Briggs started talking to her friend, Addie Thompson, about an idea for a short film. The two are both serious runners — Thompson is an ultramarathoner and Briggs, a high school and college sprinter, had recently fallen in love with trail running — and before long, a daring scheme to run through several national monuments began to take shape. (They quickly realized that going to all 27 monuments the Trump administration was threatening with rollbacks, as they first imagined, was wildly impractical.) They would talk as they always do on runs, connect with the landscape through “human-powered movement,” and show that people of color, who have historically lacked access or felt unwelcome in the outdoors, belong in those places — and that public lands are theirs, too. And of course, the film would publicize the threats national monuments face, and maybe help protect them in the process.

“This Land,” which was released online in March, somehow manages to do all of that. The documentary follows Briggs — and four others who join her for various legs of the journey — as she runs 150 miles (around 20 a day) through Cascade–Siskiyou National Monument in Oregon, Grand Staircase–Escalante National Monument in Utah and Organ Mountains–Desert Peaks National Monument in New Mexico. Co-directed by Whitney Hassett and Chelsea Jolly and produced by Briggs, the film is both intimate and soaring. It shows Briggs and her fellow travelers philosophizing and laughing and also features breathtaking footage of vast, remote landscapes. Their choice of Grand Staircase-Escalante is especially poignant: Most of the areas of the site captured in the film lost national monument status in late 2017, when the administration drastically cut the size of that site and Bears Ears National Monument in Utah.

Fall 2020 Wild Run - Portrait

José G. González (left), the founder and former executive director of Latino Outdoors, joined Briggs (right) for part of her run through Organ Mountains-Desert Peaks.

camera icon ©MICHAEL ESTRADA

“It’s a really scary time. It feels like everything is precarious and nothing is done,” Briggs said. “Even if you create a national monument with a presidential proclamation, that could just be undone.” (NPCA joined a coalition of conservation groups to fight the monument rollbacks in court, arguing that in fact, protections established under the authority of the Antiquities Act cannot simply be undone. The case is pending, but in the meantime, the new boundaries are in effect, paving the way for oil and gas extraction and other commercial activities in areas of the monuments that the current administration excised — illegally, according to NPCA and its allies.)

As Briggs and Thompson had envisioned, the film also delves into issues of race and access. It broaches Briggs’ family history (her mother, who is white, was temporarily disowned by her family when she decided to marry Briggs’ father, who is Black) and touches on the history of people of color and the outdoors. After the landmark Supreme Court case Brown v. Board of Education desegregated schools and laid the groundwork for broader desegregation, parks that had been set aside for African Americans were dismantled, Briggs said in the film. “We lost a ton of recreational spaces for Black people, but it wasn’t like overnight, they were going to be skipping around in the state park,” she said. “That would have been dangerous.

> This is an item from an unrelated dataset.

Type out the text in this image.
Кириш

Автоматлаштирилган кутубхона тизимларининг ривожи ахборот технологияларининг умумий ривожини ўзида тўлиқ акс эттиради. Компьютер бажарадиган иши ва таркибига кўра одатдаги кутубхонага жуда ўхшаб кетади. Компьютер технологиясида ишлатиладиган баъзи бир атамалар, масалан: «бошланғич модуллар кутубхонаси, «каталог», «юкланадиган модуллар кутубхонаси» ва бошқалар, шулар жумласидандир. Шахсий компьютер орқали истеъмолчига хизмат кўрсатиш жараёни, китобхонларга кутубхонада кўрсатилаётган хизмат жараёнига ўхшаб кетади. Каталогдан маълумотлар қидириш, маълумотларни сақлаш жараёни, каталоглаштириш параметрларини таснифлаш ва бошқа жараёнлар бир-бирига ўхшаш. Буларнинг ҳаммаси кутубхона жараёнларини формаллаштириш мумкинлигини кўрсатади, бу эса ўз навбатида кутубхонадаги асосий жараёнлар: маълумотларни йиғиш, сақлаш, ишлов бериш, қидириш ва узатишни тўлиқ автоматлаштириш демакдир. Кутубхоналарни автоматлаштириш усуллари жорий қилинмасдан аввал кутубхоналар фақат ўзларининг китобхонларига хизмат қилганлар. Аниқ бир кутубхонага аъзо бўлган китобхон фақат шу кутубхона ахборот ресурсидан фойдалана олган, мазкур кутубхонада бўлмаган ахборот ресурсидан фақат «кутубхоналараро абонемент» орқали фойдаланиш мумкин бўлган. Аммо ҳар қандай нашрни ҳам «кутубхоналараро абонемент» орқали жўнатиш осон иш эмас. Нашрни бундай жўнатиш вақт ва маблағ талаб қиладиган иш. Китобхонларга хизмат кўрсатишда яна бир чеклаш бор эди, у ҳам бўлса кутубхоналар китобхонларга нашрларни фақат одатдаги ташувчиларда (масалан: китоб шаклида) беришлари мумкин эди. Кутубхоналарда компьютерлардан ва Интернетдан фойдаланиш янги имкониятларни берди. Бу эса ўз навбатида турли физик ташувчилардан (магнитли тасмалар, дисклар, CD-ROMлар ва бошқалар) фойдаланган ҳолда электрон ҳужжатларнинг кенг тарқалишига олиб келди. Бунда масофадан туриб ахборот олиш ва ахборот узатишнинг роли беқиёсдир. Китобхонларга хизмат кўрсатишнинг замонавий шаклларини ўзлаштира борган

They weren’t actually welcome there.”

Battling that legacy was one of the points of the film, Briggs said in an interview this summer. “What does it mean for me to be running through those monuments,” she asked, “as this Black woman with dreads and tattoos from a city, who doesn’t come from a bunch of money?”

Dustin Martin, who joined Briggs for a day of running and filming in Organ Mountains-Desert Peaks, begins to answer that question in the film and picked up the topic in a recent conversation. “The main thing is seeing people that look and sound like you using those spaces to make you feel included,” said Martin, executive director of Wings of America, a nonprofit that promotes running to Native American youth. Briggs knew “in her heart that was the story she needed to tell.”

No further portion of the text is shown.